24 de outubro de 2016

Estudos chegam a conclusões distintas sobre o investimento necessário para implementar o PNE. Mas ambos apontam que é preciso gastar mais.


POR ANTÔNIO GOIS
Vários estudos têm estimado as consequências da PEC 241 para áreas de saúde e educação. A tendência natural é darmos crédito ao trabalho que confirme nossas opiniões e desprezar conclusões que conflitem com nossas crenças. É o que os psicólogos chamam de viés de confirmação.
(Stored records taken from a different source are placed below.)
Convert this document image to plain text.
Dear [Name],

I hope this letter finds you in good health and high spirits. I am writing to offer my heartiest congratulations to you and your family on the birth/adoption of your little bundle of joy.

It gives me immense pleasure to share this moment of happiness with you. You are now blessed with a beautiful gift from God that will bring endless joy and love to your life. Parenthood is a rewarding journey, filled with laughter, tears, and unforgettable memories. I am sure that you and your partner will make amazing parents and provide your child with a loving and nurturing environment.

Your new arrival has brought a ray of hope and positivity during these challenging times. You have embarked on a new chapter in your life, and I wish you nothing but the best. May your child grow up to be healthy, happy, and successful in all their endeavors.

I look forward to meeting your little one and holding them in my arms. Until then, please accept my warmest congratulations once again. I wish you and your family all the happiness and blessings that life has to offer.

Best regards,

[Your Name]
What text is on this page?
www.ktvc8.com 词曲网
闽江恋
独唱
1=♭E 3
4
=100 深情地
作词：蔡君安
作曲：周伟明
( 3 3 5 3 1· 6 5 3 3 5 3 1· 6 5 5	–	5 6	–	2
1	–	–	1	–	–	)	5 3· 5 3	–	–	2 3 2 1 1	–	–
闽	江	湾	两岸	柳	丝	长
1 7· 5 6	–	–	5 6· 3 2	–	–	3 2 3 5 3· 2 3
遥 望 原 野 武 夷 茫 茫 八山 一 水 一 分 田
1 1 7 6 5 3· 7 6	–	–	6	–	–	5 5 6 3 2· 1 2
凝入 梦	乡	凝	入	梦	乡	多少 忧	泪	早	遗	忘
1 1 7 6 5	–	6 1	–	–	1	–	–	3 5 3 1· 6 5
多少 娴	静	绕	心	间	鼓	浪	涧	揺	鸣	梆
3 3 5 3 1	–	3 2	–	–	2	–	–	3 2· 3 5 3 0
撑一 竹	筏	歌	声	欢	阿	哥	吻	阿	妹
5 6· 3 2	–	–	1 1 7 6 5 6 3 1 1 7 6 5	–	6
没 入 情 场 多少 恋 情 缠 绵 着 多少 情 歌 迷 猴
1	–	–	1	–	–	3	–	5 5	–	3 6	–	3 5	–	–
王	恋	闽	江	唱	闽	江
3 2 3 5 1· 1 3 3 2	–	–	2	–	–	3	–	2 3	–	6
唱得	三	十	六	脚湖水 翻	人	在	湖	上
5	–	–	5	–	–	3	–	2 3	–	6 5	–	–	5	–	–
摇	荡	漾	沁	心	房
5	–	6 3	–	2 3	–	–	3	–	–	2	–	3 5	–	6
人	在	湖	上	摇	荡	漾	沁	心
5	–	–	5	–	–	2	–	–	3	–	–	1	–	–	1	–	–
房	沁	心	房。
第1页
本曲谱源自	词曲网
Na semana passada, o debate na educação foi aquecido com a divulgação de duas notas técnicas com resultados distintos, especialmente no cálculo do gasto necessário para implementar o Plano Nacional de Educação (PNE).
Uma delas defende o investimento de 10% do PIB em educação, e foi elaborada pela Fineduca (Associação Nacional de Pesquisa em Financiamento da Educação) e pela Campanha Nacional pelo Direito à Educação. A conclusão foi de que “a aprovação da PEC 241 significa estrangular a educação pública e tornar letra morta o PNE”. A outra foi divulgada pelo Ipea e traça um cenário bem distinto. Pelos cálculos dos autores, “os 10% do PIB não são necessários para a obtenção de uma educação de qualidade. Nossos cálculos indicam que, com 6,2% do PIB, ou seja, com um ponto percentual a mais do já gasto em investimento público direto, seria perfeitamente possível atingir as metas do PNE”.
Para quem não é especialista em financiamento da educação, é difícil identificar qual estudo é mais preciso. Mas é possível identificar algumas escolhas dos autores de cada estudo e que impactam no resultado final.
O estudo do Ipea (assinado pelos pesquisadores Herton Araújo, Camillo Bassi, Ana Codes e Ana Meira), por exemplo, fez simulações de matrículas até 2024 trabalhando com a hipótese de que a proporção de alunos nas redes públicas e privadas se mantenha estável. E também optou por considerar as projeções populacionais do IBGE, que indicam queda na população de 0 a 17 anos. O estudo da Fineduca e da Campanha optou por trabalhar com a hipótese de que as novas matrículas devem ser criadas todas pelo setor público, e aparentemente não considerou as projeções populacionais. (após publicação desse post, os autores do estudo da Fineduca e da Campanha informaram terem sim considerado as projeções populacionais. Leia ao fim desse texto mais detalhes*).  
Um exemplo de como essas escolhas impactam no resultado final pode ser visto na projeção de matrículas em creches. Hoje temos 25% das crianças de 0 a 3 anos matriculadas, e a meta é chegar a 50% em 2024. Pelas contas da Fineduca e da Campanha, será preciso ampliar em 3,1 milhões o número de vagas. Pelas contas do Ipea, o número é de 1,2 milhão. A mesma discrepância aprece nas contas da pré-escola e dos ensinos fundamental e médio. Por um lado, faz sentido considerar a queda no número de nascimentos nas projeções de vagas de creche. Por outro, no caso da faixa etária de 4 a 17 anos, a redução da demanda de fato ajuda na tarefa da universalização até 2024, mas não podemos esquecer que esta, mais do que uma meta, é uma obrigação legal, já em pleno vigor no ano de 2016. É, portanto, uma necessidade de investimento para hoje, e não apenas para o futuro.
Num tema tão complexo, é ingênuo acreditar que um estudo, por melhor que seja, esgote o assunto. Mas a sociedade ganha quando a discussão acontece em bases mais racionais. E vale registrar que, apesar da significativa discordância em relação ao quanto precisaremos gastar, em ao menos um ponto os dois estudos concordam: o investimento público precisará ser ampliado para cumprir o PNE.
Para quem quiser tirar suas próprias conclusões sobre qual estudo está mais robusto, veja aqui o estudo do Ipea, e aqui o da Fineduca/Campanha.
*Sobre as divergencias em relação às projeções, ainda assim, os números entre os dois estudos continuam bastante divergentes, provavelmente pelo fato de o estudo do Ipea ter feito ajustes na projeção do IBGE, considerando que os números da projeção feita para 2014 - o IBGE projetou em 2013 que em 2014 teríamos 11,9 milhões de crianças - não batem com os verificados na Pnad, pesqusia amostral feita também pelo IBGE, que calculou em 10,5 milhões a população de 0 a 3 em 2014, primeiro ano de vigência do PNE). Seja qual for o número utilizado, porém, a projeção é de queda nessa população.